Our oceans and waters are under great pressure. If our lakes and oceans are to flourish and we are to continue having access to clean drinking water in the future, we must protect our waters from hazardous substances and start to see wastewater as a resource.
There are about 1,400,000,000,000 liters of water on earth. Only three percent of this volume is freshwater, the remainder is saltwater. Sweden has a history of having plenty of water in general. In recent years, this has changed in many places due to weather conditions and less rainfall.
Since the 1960s it is possible to see which years have had unusually low groundwater levels in Sweden. The periods 1976-1977, 1996-1997 and 2016-2017 were the most affected years in terms of water shortage.
Interest in saving water and seeing water as a resource is growing in both industry and municipal players. Most households in Sweden are connected to a municipal sewage treatment plant, but about 1 million people still have individual sewage treatment plants.
Sweden runs R&D in, among other things, advanced purification of wastewater but also source-sorting wastewater systems for efficient utilization of the water resource.

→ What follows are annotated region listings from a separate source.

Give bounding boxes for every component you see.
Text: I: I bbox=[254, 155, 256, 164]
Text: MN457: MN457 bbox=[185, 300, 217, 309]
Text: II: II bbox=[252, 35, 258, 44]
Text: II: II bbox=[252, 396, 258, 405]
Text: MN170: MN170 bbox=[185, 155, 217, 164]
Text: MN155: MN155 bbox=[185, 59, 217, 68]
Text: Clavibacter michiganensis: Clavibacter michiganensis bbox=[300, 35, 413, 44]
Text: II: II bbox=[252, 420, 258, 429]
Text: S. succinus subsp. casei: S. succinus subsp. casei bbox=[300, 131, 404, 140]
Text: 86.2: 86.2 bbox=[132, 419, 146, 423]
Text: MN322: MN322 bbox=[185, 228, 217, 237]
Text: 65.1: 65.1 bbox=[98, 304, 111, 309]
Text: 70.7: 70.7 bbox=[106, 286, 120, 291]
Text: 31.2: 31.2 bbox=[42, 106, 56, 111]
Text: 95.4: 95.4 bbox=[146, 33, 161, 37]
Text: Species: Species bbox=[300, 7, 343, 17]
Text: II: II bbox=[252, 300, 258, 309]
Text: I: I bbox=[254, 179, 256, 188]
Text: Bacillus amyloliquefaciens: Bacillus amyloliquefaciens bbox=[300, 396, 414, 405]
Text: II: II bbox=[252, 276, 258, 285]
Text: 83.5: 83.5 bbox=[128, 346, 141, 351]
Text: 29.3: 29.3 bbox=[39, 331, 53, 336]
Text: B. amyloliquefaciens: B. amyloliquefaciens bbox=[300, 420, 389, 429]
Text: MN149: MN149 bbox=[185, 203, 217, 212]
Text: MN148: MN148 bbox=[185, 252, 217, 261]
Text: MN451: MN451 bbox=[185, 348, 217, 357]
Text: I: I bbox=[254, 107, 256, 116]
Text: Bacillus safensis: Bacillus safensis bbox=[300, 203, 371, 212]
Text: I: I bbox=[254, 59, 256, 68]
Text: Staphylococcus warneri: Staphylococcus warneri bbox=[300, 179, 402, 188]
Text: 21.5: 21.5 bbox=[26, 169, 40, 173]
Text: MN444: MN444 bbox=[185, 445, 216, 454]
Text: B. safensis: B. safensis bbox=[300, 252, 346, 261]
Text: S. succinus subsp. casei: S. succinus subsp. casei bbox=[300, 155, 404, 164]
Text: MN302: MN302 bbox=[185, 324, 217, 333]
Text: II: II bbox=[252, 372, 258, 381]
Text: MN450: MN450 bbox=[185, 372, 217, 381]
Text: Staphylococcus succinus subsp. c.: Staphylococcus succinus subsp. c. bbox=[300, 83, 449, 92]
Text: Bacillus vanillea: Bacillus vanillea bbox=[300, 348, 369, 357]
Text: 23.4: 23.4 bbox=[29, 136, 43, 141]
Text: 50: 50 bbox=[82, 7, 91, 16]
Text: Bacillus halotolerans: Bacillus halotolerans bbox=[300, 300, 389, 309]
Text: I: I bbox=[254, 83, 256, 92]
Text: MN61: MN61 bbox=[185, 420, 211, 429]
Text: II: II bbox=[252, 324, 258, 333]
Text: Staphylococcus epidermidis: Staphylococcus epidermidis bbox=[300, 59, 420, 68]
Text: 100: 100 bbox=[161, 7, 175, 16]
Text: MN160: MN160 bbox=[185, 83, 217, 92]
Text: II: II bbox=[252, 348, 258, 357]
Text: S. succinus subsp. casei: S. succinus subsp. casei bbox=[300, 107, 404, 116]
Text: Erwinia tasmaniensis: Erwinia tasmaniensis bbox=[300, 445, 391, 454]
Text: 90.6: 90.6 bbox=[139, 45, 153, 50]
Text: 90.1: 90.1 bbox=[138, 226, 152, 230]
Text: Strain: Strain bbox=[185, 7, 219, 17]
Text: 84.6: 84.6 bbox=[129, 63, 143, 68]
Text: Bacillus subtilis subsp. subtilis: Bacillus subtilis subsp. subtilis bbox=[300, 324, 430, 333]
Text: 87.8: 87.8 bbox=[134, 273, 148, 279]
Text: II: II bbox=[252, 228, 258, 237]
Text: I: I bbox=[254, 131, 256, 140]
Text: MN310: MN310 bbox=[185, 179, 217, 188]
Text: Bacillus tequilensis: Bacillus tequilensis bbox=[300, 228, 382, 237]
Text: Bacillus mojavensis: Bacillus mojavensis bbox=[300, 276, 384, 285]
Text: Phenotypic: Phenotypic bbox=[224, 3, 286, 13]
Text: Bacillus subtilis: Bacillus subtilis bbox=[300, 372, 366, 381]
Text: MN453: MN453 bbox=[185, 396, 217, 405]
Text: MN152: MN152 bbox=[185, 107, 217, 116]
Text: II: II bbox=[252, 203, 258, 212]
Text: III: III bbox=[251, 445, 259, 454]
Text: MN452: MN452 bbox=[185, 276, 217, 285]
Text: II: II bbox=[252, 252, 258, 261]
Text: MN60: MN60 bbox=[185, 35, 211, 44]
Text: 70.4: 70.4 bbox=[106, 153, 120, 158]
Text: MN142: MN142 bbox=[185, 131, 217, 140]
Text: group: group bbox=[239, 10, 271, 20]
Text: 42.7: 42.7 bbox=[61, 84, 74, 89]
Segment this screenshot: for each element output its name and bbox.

In wastewater, in addition to the freshwater resource, there are also important plant netting substances and moles forming substances that can be better utilized. today, only one-third is returned to agricultural land.

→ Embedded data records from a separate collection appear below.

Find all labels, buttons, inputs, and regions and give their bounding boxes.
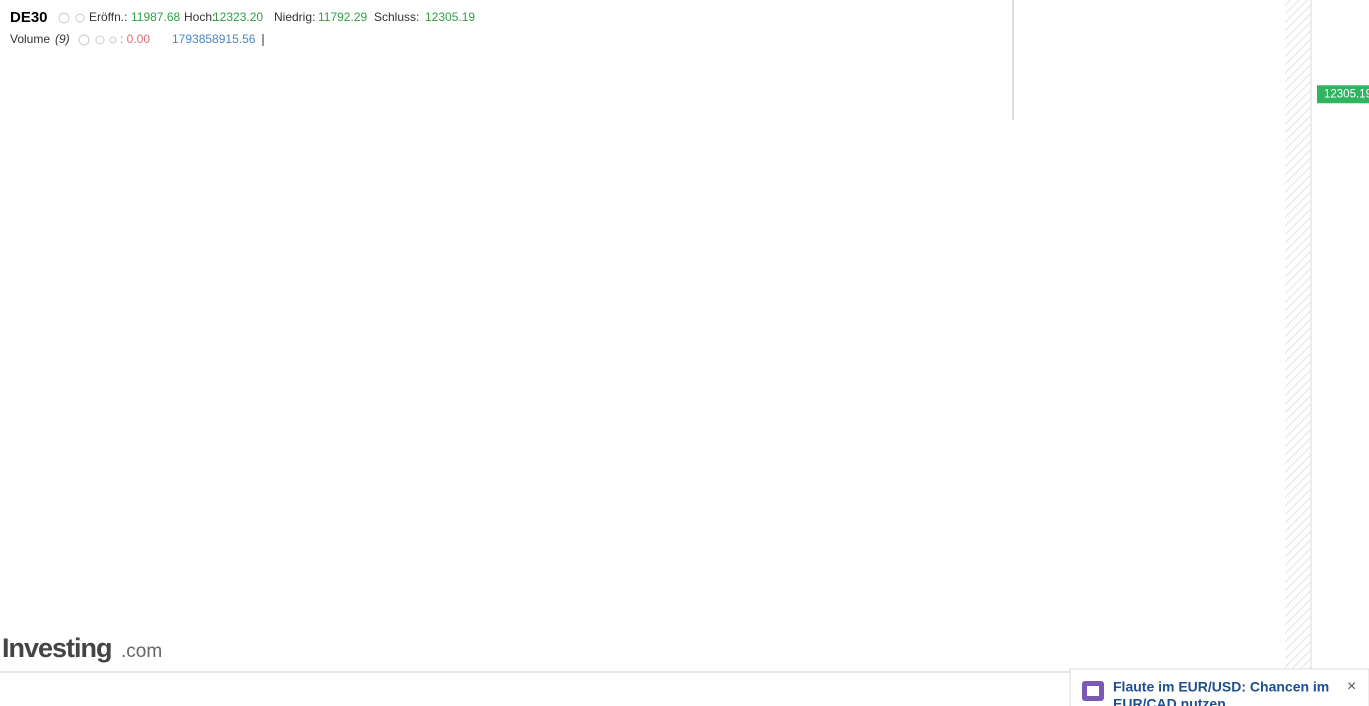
notification-close[interactable]: × <box>1347 678 1356 695</box>
low-label: Niedrig: <box>274 10 315 24</box>
logo: Investing .com <box>2 633 162 663</box>
volume-label: Volume <box>10 32 50 46</box>
notification: Flaute im EUR/USD: Chancen im EUR/CAD nu… <box>1069 668 1369 706</box>
gear-icon <box>75 13 85 23</box>
high-label: Hoch: <box>184 10 215 24</box>
volume-average: 1793858915.56 <box>172 32 256 46</box>
header: DE30 Eröffn.: 11987.68 Hoch: 12323.20 Ni… <box>10 9 475 46</box>
future-area <box>1285 0 1311 672</box>
eye-icon <box>58 12 70 24</box>
high-value: 12323.20 <box>213 10 263 24</box>
eye-icon <box>78 34 90 46</box>
y-axis-panel <box>1311 0 1369 672</box>
logo-main: Investing <box>2 633 112 663</box>
symbol: DE30 <box>10 9 48 26</box>
close-value: 12305.19 <box>425 10 475 24</box>
notification-icon-inner <box>1087 686 1099 696</box>
open-label: Eröffn.: <box>89 10 127 24</box>
header-panel <box>0 0 546 120</box>
last-price-box <box>1317 85 1369 104</box>
notification-line: Flaute im EUR/USD: Chancen im <box>1113 679 1329 695</box>
close-label: Schluss: <box>374 10 419 24</box>
gear-icon <box>95 35 105 45</box>
volume-value: : 0.00 <box>120 32 150 46</box>
logo-suffix: .com <box>121 641 162 662</box>
last-price-label: 12305.19 <box>1324 88 1369 100</box>
open-value: 11987.68 <box>131 10 180 24</box>
notification-line: EUR/CAD nutzen <box>1113 696 1226 706</box>
low-value: 11792.29 <box>318 10 367 24</box>
volume-period: (9) <box>55 32 70 46</box>
close-icon <box>109 36 117 44</box>
notification-box <box>1069 668 1369 706</box>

The overall aim of the Swedish environmental policy is to hand over a society in which the major environmental problems facing the country have been solved. This is summed up in a ‘generational goal’, which describes what is to be protected and what changes need to be made in our society. This system entails the generational goal and the 16 environmental quality objectives.
The work within wastewater and water has many connections to environmental quality objectives such as:
- Good-Quality Groundwater
- Flourishing Lakes and Streams
- Thriving Wetlands
- A Balanced Marine Environment, Flourishing Coastal Areas and Archipelagos
- Zero Eutrophication
- A Good Built Environment
- A Non-Toxic Environment
- The 1800s: Sweden is beginning to build water and sewage systems
- 1960-70s: Large-scale development of water and sewage systems. In the 1960s, around half of Sweden’s population was connected to the sewage system. Ten years later, that number had increased to 75 %.
- 1994: Sweden’s EU membership led to improvements in water and sewage systems.